I push everyone back, not literally, but figuratively, grab the bottom of what once was the opening for the window in the door, and pull. About half the remnants of the door come away in one big piece, and I clear away the rest easily enough. I rip the seatbelt housing out of the frame of the car and toss it into the passenger seat, essentially unbuckling the woman inside.

 

 

The air bag is deflated, and it's easy to crush the steering column into the dashboard, and gently lift the unencumbered driver from the vehicle, a grey haired thin older woman wearing a simple white cotton dress.

 

 

I put her on the ground, a man claiming to be a doctor comes up next to her, and I hit the molecules and get out of the way. Back to Colton, back into Starbuck, back into traffic, back into Long Beach, and back into my apartment.

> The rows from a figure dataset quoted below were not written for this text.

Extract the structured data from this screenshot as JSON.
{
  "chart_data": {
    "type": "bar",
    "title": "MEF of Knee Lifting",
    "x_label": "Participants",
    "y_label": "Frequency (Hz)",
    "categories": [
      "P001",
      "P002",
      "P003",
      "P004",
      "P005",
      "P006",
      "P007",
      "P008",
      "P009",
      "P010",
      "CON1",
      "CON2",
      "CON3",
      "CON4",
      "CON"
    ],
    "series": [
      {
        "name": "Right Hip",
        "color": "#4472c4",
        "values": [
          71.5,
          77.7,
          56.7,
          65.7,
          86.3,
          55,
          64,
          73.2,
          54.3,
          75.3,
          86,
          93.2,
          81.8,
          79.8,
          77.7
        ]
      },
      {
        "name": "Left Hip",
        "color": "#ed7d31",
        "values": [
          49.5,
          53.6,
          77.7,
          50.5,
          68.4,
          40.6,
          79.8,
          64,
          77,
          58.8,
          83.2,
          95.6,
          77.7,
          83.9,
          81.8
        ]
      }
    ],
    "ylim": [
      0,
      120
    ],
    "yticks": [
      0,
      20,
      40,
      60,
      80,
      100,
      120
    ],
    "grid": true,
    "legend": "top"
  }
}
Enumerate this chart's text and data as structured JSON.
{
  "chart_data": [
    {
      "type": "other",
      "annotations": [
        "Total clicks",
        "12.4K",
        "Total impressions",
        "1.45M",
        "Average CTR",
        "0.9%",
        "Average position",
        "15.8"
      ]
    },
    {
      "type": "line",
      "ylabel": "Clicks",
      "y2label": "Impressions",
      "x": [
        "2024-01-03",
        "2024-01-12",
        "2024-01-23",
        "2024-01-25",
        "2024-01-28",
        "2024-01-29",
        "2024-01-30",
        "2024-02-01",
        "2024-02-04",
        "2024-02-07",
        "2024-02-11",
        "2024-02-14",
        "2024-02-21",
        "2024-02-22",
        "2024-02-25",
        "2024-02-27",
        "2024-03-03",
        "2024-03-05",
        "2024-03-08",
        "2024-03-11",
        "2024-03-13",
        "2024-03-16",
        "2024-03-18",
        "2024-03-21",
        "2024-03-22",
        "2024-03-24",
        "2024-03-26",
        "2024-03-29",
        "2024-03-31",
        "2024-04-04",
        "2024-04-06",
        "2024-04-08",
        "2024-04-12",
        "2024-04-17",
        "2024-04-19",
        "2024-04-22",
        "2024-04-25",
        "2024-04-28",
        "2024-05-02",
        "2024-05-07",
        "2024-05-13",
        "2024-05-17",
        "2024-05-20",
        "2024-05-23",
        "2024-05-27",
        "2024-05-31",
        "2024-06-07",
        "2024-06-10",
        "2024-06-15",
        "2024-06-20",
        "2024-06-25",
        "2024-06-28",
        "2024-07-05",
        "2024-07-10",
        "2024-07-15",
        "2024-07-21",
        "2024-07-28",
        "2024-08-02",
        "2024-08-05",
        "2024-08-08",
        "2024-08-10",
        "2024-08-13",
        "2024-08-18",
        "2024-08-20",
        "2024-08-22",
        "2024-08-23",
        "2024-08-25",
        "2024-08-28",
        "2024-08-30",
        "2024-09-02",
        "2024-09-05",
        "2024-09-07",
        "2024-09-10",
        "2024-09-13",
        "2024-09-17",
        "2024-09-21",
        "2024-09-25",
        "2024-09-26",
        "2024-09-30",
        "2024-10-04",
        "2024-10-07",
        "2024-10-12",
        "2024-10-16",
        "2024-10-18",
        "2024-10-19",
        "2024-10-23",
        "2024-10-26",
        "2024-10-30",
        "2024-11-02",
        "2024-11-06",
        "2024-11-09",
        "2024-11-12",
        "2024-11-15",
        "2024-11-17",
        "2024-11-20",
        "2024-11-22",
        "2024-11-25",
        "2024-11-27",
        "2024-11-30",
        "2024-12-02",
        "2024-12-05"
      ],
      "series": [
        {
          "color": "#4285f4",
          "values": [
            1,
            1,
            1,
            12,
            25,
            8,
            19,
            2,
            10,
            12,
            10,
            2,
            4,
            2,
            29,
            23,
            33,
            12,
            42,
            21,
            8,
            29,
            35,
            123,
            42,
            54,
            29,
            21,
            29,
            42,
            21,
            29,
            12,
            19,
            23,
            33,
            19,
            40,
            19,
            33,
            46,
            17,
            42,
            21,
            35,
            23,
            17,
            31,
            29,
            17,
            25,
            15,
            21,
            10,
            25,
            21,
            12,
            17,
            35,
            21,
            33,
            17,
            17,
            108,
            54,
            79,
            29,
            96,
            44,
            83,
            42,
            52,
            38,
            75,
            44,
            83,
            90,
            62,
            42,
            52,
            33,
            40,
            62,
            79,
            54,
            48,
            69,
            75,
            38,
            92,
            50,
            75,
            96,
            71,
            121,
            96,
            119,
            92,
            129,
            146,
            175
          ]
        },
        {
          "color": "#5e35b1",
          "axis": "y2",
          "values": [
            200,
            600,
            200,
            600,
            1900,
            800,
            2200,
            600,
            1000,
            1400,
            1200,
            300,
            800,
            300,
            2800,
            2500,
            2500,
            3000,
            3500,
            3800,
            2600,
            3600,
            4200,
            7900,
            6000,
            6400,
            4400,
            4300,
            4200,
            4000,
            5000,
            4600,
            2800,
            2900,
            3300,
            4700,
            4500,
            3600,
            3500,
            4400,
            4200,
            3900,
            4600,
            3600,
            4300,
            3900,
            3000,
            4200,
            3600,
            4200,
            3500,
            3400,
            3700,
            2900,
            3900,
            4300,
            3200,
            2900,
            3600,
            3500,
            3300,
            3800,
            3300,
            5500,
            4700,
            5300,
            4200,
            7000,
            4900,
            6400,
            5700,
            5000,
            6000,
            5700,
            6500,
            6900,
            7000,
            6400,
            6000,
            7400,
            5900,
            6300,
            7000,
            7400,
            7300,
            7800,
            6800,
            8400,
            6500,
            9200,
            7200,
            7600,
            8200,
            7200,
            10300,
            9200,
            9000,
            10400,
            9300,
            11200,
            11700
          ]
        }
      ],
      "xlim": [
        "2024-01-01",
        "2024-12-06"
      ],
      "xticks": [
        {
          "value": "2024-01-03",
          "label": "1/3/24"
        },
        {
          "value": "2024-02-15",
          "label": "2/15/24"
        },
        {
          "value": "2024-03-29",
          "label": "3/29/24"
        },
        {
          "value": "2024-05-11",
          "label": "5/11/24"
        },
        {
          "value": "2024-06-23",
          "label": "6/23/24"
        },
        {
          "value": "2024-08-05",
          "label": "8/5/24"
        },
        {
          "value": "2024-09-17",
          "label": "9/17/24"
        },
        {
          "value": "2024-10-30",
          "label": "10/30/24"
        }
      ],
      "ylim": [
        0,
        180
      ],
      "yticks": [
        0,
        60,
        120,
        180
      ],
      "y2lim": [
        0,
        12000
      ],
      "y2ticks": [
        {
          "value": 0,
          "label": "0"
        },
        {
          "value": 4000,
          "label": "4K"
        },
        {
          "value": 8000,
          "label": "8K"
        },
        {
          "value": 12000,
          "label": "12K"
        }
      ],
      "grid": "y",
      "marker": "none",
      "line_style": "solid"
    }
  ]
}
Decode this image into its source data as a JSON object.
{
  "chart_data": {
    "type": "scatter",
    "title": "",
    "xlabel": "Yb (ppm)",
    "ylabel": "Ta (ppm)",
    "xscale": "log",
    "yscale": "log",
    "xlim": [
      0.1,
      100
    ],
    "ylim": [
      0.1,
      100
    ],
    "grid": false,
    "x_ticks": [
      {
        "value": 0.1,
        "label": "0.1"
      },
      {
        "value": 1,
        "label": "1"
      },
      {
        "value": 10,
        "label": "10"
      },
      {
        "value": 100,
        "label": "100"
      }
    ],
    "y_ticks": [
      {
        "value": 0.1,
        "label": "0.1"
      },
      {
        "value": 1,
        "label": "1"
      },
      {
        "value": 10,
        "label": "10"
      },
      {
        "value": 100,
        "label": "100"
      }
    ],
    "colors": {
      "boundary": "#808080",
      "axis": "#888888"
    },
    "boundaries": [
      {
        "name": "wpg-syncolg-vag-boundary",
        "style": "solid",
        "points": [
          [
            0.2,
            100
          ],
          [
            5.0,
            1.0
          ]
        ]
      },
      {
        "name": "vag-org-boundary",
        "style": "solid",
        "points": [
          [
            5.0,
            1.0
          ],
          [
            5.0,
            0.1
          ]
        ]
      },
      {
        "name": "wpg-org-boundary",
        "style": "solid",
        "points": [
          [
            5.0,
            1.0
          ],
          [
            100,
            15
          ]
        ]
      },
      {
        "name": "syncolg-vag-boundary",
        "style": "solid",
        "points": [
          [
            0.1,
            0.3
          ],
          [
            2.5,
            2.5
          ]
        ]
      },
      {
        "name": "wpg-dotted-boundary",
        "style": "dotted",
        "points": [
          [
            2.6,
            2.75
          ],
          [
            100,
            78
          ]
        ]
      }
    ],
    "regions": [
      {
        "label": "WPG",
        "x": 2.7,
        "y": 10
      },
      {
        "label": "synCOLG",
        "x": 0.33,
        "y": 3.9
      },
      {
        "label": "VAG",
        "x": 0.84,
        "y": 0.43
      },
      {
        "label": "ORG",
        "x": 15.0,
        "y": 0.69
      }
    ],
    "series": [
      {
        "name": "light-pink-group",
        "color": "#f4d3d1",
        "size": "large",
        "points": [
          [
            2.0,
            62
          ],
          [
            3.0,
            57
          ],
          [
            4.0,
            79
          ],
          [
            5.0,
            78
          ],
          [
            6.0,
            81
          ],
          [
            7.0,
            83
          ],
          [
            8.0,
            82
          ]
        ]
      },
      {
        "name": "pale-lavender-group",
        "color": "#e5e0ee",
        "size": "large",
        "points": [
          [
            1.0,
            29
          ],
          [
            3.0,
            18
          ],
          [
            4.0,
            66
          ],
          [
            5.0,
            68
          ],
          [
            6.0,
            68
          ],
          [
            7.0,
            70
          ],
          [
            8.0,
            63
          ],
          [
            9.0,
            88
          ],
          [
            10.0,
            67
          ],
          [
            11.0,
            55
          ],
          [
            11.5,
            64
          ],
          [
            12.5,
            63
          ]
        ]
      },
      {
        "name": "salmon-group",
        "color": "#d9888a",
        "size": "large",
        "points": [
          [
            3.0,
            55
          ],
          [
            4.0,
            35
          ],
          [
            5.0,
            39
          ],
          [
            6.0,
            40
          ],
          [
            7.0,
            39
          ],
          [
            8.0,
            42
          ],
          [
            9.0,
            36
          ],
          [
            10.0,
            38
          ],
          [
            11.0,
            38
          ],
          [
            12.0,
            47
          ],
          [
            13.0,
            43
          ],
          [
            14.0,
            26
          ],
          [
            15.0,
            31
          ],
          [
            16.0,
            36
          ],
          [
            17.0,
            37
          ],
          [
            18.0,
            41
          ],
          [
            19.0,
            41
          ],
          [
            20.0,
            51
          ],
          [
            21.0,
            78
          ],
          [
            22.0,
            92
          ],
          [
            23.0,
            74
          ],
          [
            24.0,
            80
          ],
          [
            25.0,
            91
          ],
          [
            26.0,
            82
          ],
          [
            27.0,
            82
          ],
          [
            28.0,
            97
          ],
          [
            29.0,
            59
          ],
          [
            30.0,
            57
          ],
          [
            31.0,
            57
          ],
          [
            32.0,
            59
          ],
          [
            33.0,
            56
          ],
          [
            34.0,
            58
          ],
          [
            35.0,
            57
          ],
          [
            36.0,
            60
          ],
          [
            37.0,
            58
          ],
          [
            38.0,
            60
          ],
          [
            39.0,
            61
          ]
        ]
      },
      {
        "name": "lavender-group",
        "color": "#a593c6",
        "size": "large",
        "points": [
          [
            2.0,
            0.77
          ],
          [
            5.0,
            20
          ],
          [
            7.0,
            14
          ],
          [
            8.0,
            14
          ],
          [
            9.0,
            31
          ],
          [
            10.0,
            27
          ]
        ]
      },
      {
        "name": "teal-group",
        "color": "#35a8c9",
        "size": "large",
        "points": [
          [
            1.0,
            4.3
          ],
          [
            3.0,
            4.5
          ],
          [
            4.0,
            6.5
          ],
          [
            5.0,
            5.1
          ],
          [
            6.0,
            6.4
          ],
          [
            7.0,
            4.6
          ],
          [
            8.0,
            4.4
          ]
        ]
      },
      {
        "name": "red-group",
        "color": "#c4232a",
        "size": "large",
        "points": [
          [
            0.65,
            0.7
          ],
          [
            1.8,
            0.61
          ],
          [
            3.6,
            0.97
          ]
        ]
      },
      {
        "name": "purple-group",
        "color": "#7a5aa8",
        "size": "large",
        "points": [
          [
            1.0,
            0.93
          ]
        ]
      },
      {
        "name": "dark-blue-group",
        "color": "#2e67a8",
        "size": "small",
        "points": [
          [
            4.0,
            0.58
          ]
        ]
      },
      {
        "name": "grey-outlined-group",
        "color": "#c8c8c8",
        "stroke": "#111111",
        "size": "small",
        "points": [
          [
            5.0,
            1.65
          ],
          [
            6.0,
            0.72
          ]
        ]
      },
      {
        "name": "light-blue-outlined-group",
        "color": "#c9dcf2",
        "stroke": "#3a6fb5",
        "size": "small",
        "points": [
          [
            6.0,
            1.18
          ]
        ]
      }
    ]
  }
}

Read until dawn, go running, check out my pictures on the front page of the
Times,
and roll for the airport.

 

 

No funny feelings this morning, just fighting a winter snow storm over the Rockies, a wet runaway at Denver International, a wet sock from sticking my foot in a puddle while doing my walk around in the melting snow, and a captain who I've never flown with before.

 

 

Home, I pick up Starbuck, no Jen, no Perez, no interest in going out, I spend my night at home surfing the web for things I might do.

 

 

Saturday is fun. It's my first day of advanced training from the LAPD, and basically we spend it shooting and playing whack a mole on each other with batons. I make no donut jokes, no one tries to get street creds by killing an airplane pilot, and the day ends with both me and our instructor, Lope, happy with the performance.

 

 

Saturday night I'm out at a club in Santa Monica, watching three of my fellow first officers pick up women, while I resist every temptation thrown my way. Sunday is both the best of times and the worst. Training is marvelous, I am a consistent eight and nine out of 10 by the end of the day, and pretty handy with my baton as well (no jokes about that please).

 

 

At my parents, Perez asks me if I've seen the paper. I say no, and she gives me the run down. Four women are in the hospital and two dead from crashing their vehicles into guard rails on the 405, apparently trying to get my attention. Ditto three dead males after a world record 36 high speed chases over the past two nights. The LAPD sent out a message through the media to ask everyone to stop.